Graduate level, 7.5 hp (ECTS)
From the early 1990’s until 2007/08 finance and economic growth flourished in many parts of the world. Leading scholars and institutions such as the World Bank, OECD etc. saw the financial system as a key variable for economic growth and development. But this positive attitude towards finance was rapidly brought to an end with the outbreak of the crisis in 2007/08. Many countries are still battling the recession and while debt is mounting, growth is sluggish and future prospects are dim. Paradoxically one of the economic sectors that have suffered the least is the financial sector, which, as part of the economic policies to fight the recessions, is being fed by cheap money through extraordinary monetary policies such as negative interest rates and/or quantitative easing. This has led to concern for the creation of future financial bubbles and following crises. Simultaneously there are those who defend these policies arguing that without them things would be worse.
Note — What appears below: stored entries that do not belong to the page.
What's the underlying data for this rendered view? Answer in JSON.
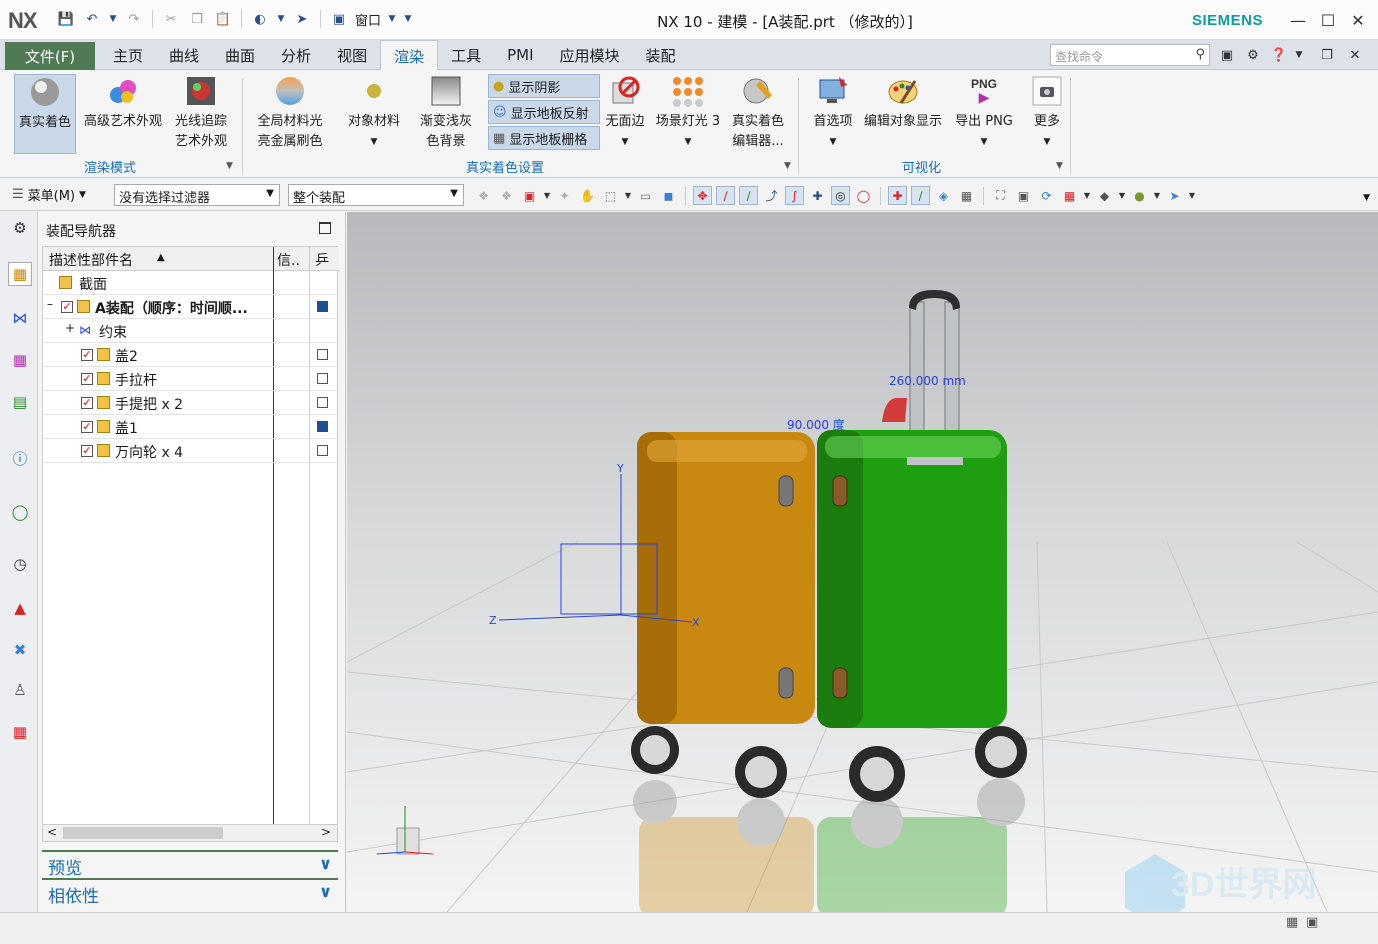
{
  "app": {
    "logo": "NX",
    "title": "NX 10 - 建模 - [A装配.prt （修改的）]",
    "brand": "SIEMENS",
    "window_menu": "窗口"
  },
  "ribbon_tabs": {
    "file": "文件(F)",
    "tabs": [
      "主页",
      "曲线",
      "曲面",
      "分析",
      "视图",
      "渲染",
      "工具",
      "PMI",
      "应用模块",
      "装配"
    ],
    "active": "渲染",
    "search_placeholder": "查找命令"
  },
  "ribbon": {
    "buttons": [
      {
        "label": "真实着色",
        "sub": ""
      },
      {
        "label": "高级艺术外观",
        "sub": ""
      },
      {
        "label": "光线追踪",
        "sub": "艺术外观"
      },
      {
        "label": "全局材料光",
        "sub": "亮金属刷色"
      },
      {
        "label": "对象材料",
        "sub": ""
      },
      {
        "label": "渐变浅灰",
        "sub": "色背景"
      },
      {
        "label": "无面边",
        "sub": ""
      },
      {
        "label": "场景灯光 3",
        "sub": ""
      },
      {
        "label": "真实着色",
        "sub": "编辑器..."
      },
      {
        "label": "首选项",
        "sub": ""
      },
      {
        "label": "编辑对象显示",
        "sub": ""
      },
      {
        "label": "导出 PNG",
        "sub": ""
      },
      {
        "label": "更多",
        "sub": ""
      }
    ],
    "small_buttons": [
      "显示阴影",
      "显示地板反射",
      "显示地板栅格"
    ],
    "png_text": "PNG",
    "groups": [
      "渲染模式",
      "真实着色设置",
      "可视化"
    ]
  },
  "toolbar": {
    "menu": "菜单(M)",
    "filter": "没有选择过滤器",
    "scope": "整个装配"
  },
  "navigator": {
    "title": "装配导航器",
    "columns": {
      "name": "描述性部件名",
      "info": "信..",
      "x": "乒"
    },
    "rows": [
      {
        "label": "截面",
        "indent": 0
      },
      {
        "label": "A装配（顺序：时间顺...",
        "indent": 1
      },
      {
        "label": "约束",
        "indent": 2
      },
      {
        "label": "盖2",
        "indent": 2
      },
      {
        "label": "手拉杆",
        "indent": 2
      },
      {
        "label": "手提把 x 2",
        "indent": 2
      },
      {
        "label": "盖1",
        "indent": 2
      },
      {
        "label": "万向轮 x 4",
        "indent": 2
      }
    ],
    "sections": [
      "预览",
      "相依性"
    ]
  },
  "viewport": {
    "dim_length": "260.000 mm",
    "dim_angle": "90.000 度",
    "axis_x": "X",
    "axis_y": "Y",
    "axis_z": "Z",
    "watermark": "3D世界网",
    "colors": {
      "case_left": "#c9880f",
      "case_right": "#1f9e12",
      "dimension": "#2a43d8"
    }
  }
}
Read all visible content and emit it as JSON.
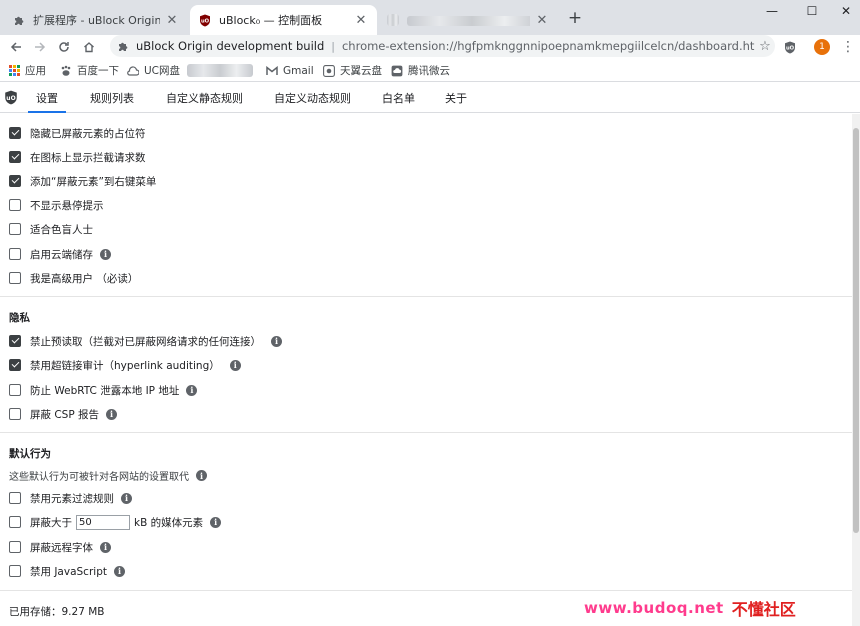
{
  "browser": {
    "tabs": [
      {
        "title": "扩展程序 - uBlock Origin devel",
        "icon": "puzzle-icon",
        "active": false
      },
      {
        "title": "uBlock₀ — 控制面板",
        "icon": "ublock-icon",
        "active": true
      },
      {
        "title": "",
        "icon": "blurred-favicon",
        "active": false
      }
    ],
    "new_tab_label": "+",
    "window": {
      "minimize": "—",
      "maximize": "☐",
      "close": "✕"
    },
    "omnibox": {
      "site_name": "uBlock Origin development build",
      "url": "chrome-extension://hgfpmknggnnipoepnamkmepgiilcelcn/dashboard.html#sett..."
    },
    "profile_initial": "1",
    "bookmarks": [
      {
        "label": "应用",
        "icon": "apps-grid-icon"
      },
      {
        "label": "百度一下",
        "icon": "baidu-icon"
      },
      {
        "label": "UC网盘",
        "icon": "cloud-icon"
      },
      {
        "label": "",
        "icon": "blurred-bookmark"
      },
      {
        "label": "Gmail",
        "icon": "gmail-icon"
      },
      {
        "label": "天翼云盘",
        "icon": "tianyi-icon"
      },
      {
        "label": "腾讯微云",
        "icon": "weiyun-icon"
      }
    ]
  },
  "dashboard": {
    "tabs": [
      {
        "label": "设置",
        "selected": true
      },
      {
        "label": "规则列表",
        "selected": false
      },
      {
        "label": "自定义静态规则",
        "selected": false
      },
      {
        "label": "自定义动态规则",
        "selected": false
      },
      {
        "label": "白名单",
        "selected": false
      },
      {
        "label": "关于",
        "selected": false
      }
    ]
  },
  "settings": {
    "appearance": [
      {
        "label": "隐藏已屏蔽元素的占位符",
        "checked": true,
        "info": false
      },
      {
        "label": "在图标上显示拦截请求数",
        "checked": true,
        "info": false
      },
      {
        "label": "添加“屏蔽元素”到右键菜单",
        "checked": true,
        "info": false
      },
      {
        "label": "不显示悬停提示",
        "checked": false,
        "info": false
      },
      {
        "label": "适合色盲人士",
        "checked": false,
        "info": false
      },
      {
        "label": "启用云端储存",
        "checked": false,
        "info": true
      },
      {
        "label": "我是高级用户 （必读）",
        "checked": false,
        "info": false
      }
    ],
    "privacy": {
      "title": "隐私",
      "items": [
        {
          "label": "禁止预读取（拦截对已屏蔽网络请求的任何连接）",
          "checked": true,
          "info": true
        },
        {
          "label": "禁用超链接审计（hyperlink auditing）",
          "checked": true,
          "info": true
        },
        {
          "label": "防止 WebRTC 泄露本地 IP 地址",
          "checked": false,
          "info": true
        },
        {
          "label": "屏蔽 CSP 报告",
          "checked": false,
          "info": true
        }
      ]
    },
    "defaults": {
      "title": "默认行为",
      "note": "这些默认行为可被针对各网站的设置取代",
      "filter_label": "禁用元素过滤规则",
      "media_prefix": "屏蔽大于",
      "media_value": "50",
      "media_suffix": "kB 的媒体元素",
      "fonts_label": "屏蔽远程字体",
      "js_label": "禁用 JavaScript"
    },
    "storage": "已用存储：9.27 MB"
  },
  "watermark": {
    "url": "www.budoq.net",
    "name": "不懂社区"
  },
  "info_glyph": "i"
}
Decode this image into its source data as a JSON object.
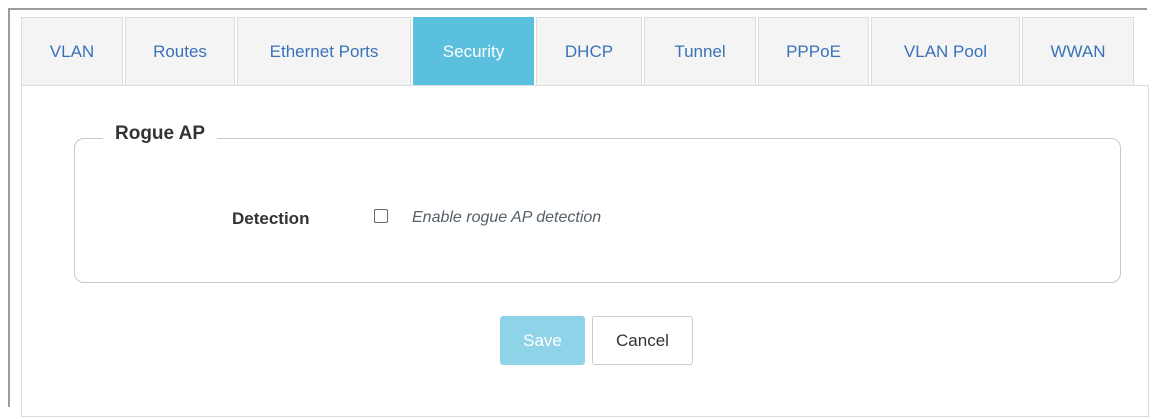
{
  "tabs": [
    {
      "label": "VLAN",
      "active": false
    },
    {
      "label": "Routes",
      "active": false
    },
    {
      "label": "Ethernet Ports",
      "active": false
    },
    {
      "label": "Security",
      "active": true
    },
    {
      "label": "DHCP",
      "active": false
    },
    {
      "label": "Tunnel",
      "active": false
    },
    {
      "label": "PPPoE",
      "active": false
    },
    {
      "label": "VLAN Pool",
      "active": false
    },
    {
      "label": "WWAN",
      "active": false
    }
  ],
  "section": {
    "legend": "Rogue AP",
    "detection": {
      "label": "Detection",
      "checked": false,
      "description": "Enable rogue AP detection"
    }
  },
  "buttons": {
    "save_label": "Save",
    "cancel_label": "Cancel"
  },
  "colors": {
    "accent": "#5bc0de",
    "save_disabled": "#8fd3e8",
    "link": "#3a72b8"
  }
}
The aim of this course is to make sense of the contradictive view on money and finance as sources of economic instability and crises while also being fundamental for economic growth and prosperity. History provides a rich source for understanding the basic functions of the financial and monetary system and how it relates to the real economy through growth and crises. By combining empirical (applied) historical research with theoretical works on money and finance the students will be able to analyse the key functions and controversies concerning finance and money historically as well as today. The content of the course is delimited of both teaching and literature.